There is widespread sympathy for poorer countries that are seeking cheaper drugs. Brazil needs them for its well conceived programme to help Aids victims. In Africa hardly any of the 25m people infected with the HIV virus can hope for medication at present prices.

But government attacks on pharmaceuticals companies' patent rights - and campaigners' attempts to demonise them - are not the way forward. The hope of finding new drugs such as a vaccine for Aids depends on the research and the profits that patent laws protect.

In richer countries it is broadly accepted that the high cost of drugs includes the price of progress. But a general erosion of patent rights
could jeopardise that consensus.

That is not an argument for maintaining high prices in poor countries. In many of them, the choice is between cheap drugs or no drugs.

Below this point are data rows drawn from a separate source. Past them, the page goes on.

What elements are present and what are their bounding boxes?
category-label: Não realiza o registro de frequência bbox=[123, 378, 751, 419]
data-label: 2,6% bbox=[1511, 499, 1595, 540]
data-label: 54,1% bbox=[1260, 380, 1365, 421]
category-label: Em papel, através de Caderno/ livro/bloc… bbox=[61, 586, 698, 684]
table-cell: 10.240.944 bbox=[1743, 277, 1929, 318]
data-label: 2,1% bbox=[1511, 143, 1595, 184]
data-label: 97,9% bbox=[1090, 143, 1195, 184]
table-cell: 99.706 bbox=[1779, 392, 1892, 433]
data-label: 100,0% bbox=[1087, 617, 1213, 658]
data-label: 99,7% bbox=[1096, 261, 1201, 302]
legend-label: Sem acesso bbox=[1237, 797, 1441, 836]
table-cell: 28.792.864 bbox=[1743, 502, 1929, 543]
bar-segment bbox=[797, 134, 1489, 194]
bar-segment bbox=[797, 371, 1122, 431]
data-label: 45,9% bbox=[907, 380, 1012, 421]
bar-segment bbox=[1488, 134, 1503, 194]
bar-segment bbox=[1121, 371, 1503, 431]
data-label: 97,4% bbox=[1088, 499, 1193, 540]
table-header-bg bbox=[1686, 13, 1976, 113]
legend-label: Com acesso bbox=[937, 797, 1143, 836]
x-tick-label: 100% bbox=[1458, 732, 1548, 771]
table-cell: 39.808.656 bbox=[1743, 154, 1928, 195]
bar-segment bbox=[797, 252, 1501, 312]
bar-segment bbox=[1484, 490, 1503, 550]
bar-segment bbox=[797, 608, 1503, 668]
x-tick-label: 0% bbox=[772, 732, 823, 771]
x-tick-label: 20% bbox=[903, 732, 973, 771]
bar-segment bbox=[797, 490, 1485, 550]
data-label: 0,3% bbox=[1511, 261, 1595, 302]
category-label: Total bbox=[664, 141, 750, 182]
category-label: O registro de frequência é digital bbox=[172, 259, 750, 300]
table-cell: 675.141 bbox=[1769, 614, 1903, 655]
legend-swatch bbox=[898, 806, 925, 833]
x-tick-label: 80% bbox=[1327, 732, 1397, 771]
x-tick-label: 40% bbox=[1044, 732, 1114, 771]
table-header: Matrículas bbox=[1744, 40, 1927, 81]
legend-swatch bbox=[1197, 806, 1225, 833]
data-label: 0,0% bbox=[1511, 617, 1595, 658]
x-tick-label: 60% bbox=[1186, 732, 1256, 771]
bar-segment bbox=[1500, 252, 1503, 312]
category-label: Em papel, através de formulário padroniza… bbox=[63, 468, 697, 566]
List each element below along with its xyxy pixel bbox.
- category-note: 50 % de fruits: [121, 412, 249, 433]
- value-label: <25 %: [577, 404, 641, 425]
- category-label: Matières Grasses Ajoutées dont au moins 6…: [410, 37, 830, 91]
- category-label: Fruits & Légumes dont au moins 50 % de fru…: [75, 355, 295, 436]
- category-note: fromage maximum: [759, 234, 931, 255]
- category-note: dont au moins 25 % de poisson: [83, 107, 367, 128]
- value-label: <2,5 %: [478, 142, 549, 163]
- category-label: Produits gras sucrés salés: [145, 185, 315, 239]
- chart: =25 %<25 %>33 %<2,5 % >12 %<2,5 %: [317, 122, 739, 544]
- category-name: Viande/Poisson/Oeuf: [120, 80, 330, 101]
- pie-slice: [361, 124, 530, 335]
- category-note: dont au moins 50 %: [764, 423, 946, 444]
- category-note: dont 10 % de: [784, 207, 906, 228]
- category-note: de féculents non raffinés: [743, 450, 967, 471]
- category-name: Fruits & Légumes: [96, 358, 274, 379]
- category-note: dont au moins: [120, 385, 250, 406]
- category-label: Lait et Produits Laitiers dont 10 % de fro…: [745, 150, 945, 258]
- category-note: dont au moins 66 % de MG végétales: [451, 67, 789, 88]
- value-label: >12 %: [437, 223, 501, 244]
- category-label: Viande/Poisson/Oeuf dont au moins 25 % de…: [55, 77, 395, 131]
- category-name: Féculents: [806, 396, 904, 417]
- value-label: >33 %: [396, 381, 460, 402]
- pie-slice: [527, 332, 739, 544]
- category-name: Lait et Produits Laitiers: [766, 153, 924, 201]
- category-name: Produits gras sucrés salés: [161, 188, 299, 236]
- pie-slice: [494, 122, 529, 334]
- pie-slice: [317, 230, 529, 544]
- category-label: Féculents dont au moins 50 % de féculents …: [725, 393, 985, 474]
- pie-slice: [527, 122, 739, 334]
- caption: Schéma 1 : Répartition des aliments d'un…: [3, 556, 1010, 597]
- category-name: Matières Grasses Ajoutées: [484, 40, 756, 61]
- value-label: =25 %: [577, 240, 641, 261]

So, quite apart from humanitarian considerations, there should be an economic incentive for pharmaceuticals companies to sell their products at close to the marginal cost.

There are obstacles, however. First, cheap generic drugs may leak back into rich countries. Second, two-tier pricing may provoke consumer revolts in the west. Third, many poor countries lack the infrastructure to make even a free distribution of medicines effective.

The difficulties are not insurmountable. Some drugs are already offered at lower prices to poor countries. Still, the industry needs to be much more pro-active. Otherwise its hand will be forced - as in Brazil. Richer countries must also recognise that they alone will bear the costs of drug development. They may need to offer protection against imports of cheap drugs from the third world. And they must be more generous to poor countries, with cash for drugs and medical expertise.